Una soluzione, su cui insistono molto anche le associazioni di categoria dei costruttori, è quella dell’housing sociale. E’ una strada percorribile?
“E’ una risorsa che andrebbe sfruttata ancora di più lavorando con operatori multipli che riescano a creare una offerta che si collochi sotto i prezzi di mercato sia in vendita che in affitto riuscendo nel contempo a svolgere anche una funzione di calmieramento del mercato. In questo modo si può evitare che una fascia ampia di cittadini che non riesce ad accedere alle condizioni attuali del mercato immobiliare debba per forza di cose rivolgersi al circuito di assistenza pensato per le persone che si trovano in condizioni di disagio sociale più profondo. Nell’ambito dell’housing sociale negli ultimi decennio si sono fatti passi avanti rispetto al modello più cooperativo in senso stretto tipico degli anni Settanta Ottanta ma tutte le amministrazioni oggi devono confrontarsi con questa sfida provando, anche al momento di mettere anno ai nuovi piani di governo del territorio, ad incrementare questi risultati. In particolare sul tema dell’affitto che per città come Roma o Milano rappresenta il banco di prova più complesso in tempi di crisi economica e incremento sostanziale degli arrivi da fuori città per motivi di lavoro o studio”.
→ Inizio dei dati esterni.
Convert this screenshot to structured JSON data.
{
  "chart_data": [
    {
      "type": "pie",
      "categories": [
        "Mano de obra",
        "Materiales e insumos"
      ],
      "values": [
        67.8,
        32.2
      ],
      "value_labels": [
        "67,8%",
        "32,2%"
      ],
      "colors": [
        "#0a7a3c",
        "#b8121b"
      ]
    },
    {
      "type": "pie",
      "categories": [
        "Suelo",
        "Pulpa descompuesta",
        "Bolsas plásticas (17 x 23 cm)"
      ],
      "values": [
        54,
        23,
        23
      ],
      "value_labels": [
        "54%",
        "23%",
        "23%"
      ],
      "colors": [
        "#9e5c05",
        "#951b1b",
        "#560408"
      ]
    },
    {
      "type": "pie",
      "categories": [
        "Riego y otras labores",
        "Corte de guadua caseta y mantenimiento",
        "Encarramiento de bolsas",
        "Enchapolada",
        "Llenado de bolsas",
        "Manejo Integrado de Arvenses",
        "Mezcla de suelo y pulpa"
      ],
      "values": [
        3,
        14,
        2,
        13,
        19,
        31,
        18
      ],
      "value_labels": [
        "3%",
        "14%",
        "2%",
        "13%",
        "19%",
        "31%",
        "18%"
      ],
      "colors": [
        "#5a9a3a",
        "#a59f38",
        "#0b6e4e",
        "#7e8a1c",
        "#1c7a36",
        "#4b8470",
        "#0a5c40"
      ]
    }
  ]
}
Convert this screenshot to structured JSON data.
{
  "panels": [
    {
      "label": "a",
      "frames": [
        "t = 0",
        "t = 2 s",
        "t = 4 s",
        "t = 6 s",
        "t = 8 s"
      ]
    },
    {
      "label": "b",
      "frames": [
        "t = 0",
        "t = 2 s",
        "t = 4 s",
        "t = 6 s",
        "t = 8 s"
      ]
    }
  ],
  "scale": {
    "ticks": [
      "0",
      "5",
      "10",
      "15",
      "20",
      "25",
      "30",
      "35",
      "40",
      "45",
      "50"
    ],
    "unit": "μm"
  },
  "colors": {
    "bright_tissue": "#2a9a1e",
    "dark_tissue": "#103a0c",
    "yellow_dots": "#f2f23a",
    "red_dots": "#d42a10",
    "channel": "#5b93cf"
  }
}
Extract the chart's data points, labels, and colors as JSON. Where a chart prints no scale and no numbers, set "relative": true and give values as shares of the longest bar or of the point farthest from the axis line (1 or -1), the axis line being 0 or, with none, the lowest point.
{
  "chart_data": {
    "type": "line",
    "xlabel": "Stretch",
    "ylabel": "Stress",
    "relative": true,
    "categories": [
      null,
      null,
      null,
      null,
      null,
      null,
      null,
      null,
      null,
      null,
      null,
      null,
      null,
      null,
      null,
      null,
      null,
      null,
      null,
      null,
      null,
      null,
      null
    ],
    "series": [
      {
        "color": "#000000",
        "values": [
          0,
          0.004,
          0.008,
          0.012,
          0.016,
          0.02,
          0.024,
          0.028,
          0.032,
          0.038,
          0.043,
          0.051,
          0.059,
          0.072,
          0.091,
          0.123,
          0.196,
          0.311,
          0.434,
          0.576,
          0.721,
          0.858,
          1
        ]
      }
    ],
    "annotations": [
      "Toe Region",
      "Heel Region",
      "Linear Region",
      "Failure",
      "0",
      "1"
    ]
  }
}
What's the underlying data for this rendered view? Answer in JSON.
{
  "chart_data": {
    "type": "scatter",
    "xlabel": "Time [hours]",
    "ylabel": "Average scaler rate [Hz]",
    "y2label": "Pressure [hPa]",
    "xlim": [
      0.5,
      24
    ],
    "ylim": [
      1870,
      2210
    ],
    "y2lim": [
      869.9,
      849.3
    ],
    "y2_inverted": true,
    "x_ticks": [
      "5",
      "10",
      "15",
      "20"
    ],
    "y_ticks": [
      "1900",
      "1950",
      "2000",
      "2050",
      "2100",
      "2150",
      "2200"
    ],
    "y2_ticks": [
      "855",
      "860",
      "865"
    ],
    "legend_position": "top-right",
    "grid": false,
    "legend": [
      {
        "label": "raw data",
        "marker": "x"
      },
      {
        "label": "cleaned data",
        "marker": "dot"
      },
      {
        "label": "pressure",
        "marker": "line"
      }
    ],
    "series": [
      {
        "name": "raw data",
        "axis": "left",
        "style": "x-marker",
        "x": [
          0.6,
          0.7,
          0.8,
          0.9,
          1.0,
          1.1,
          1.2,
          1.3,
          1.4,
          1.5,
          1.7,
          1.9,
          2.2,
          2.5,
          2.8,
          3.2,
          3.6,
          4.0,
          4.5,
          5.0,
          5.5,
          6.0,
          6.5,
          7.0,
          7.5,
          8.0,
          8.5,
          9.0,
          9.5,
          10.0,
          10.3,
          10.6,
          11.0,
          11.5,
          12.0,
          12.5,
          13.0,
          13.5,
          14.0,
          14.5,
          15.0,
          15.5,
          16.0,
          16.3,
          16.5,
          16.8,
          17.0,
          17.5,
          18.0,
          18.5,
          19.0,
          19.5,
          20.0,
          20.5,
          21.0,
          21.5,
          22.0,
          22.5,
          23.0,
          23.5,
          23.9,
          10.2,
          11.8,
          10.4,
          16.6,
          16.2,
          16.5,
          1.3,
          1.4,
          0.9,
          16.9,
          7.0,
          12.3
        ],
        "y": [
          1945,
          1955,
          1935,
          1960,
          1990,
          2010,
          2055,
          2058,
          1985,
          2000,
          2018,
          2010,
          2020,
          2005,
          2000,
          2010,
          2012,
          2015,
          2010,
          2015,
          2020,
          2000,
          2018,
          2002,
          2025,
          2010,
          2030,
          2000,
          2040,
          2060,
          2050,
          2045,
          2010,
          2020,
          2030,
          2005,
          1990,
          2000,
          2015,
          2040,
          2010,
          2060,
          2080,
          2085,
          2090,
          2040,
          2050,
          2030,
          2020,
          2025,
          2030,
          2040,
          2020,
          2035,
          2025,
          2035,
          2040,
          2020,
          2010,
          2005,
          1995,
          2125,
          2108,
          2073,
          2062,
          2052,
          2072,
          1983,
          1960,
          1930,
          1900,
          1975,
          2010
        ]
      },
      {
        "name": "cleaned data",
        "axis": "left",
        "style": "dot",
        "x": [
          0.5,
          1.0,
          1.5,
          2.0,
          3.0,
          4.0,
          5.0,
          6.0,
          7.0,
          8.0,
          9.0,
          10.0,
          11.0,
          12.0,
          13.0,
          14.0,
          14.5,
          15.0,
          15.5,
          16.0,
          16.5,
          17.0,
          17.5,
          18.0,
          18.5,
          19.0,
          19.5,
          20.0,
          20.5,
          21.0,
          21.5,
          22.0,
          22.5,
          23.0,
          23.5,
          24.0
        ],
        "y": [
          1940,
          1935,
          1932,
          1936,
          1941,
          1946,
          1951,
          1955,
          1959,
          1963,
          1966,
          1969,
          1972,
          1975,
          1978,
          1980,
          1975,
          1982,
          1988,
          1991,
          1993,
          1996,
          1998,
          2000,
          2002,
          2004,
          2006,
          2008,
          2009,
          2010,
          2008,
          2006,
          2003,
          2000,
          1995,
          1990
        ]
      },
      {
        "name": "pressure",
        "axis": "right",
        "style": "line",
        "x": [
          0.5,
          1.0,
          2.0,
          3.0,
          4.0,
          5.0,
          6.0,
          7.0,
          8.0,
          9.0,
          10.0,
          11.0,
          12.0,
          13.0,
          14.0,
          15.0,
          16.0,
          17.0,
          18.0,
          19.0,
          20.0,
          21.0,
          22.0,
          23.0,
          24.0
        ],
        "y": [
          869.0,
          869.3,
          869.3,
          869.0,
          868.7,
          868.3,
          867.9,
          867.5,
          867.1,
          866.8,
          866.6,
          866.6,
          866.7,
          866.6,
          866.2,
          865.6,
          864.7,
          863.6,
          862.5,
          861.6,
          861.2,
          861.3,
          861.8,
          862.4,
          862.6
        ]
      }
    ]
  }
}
La storia recente di collaborazione pubblico privata sul tema dell’urbanistica è una storia di speculazioni e incompiute. Come evitare che si ripeta?
“A Milano come a Roma, soprattutto negli anni, Novanta ci sono stati operatori che vuoi per le difficoltà della crisi economica vuoi per comportamenti tutt’altro che irreprensibili hanno creato situazioni di abbandono, soprattutto dal punto di vista del completamento delle opere di urbanizzazione. In molte periferie alcuni di questi interventi sono ancora ferite aperte. A Milano ci stiamo lavorando e col tempo stiamo sanando queste situazioni in quartieri come Santa Giulia, Melezzate o Rogoredo dove nei prossimi anni saranno consegnate centinaia di case cedute ad affitto convenzionato. L’importante è imparare dalle criticità e dagli errori fatti nel recente passato nel rapporto con i privati. Il che non significa che non se ne possano fare degli altri, ma che sul piano del controllo dell’equilibrio della realizzazione della parte pubblica rispetto a quella privata oggi abbiamo molta più esperienza”.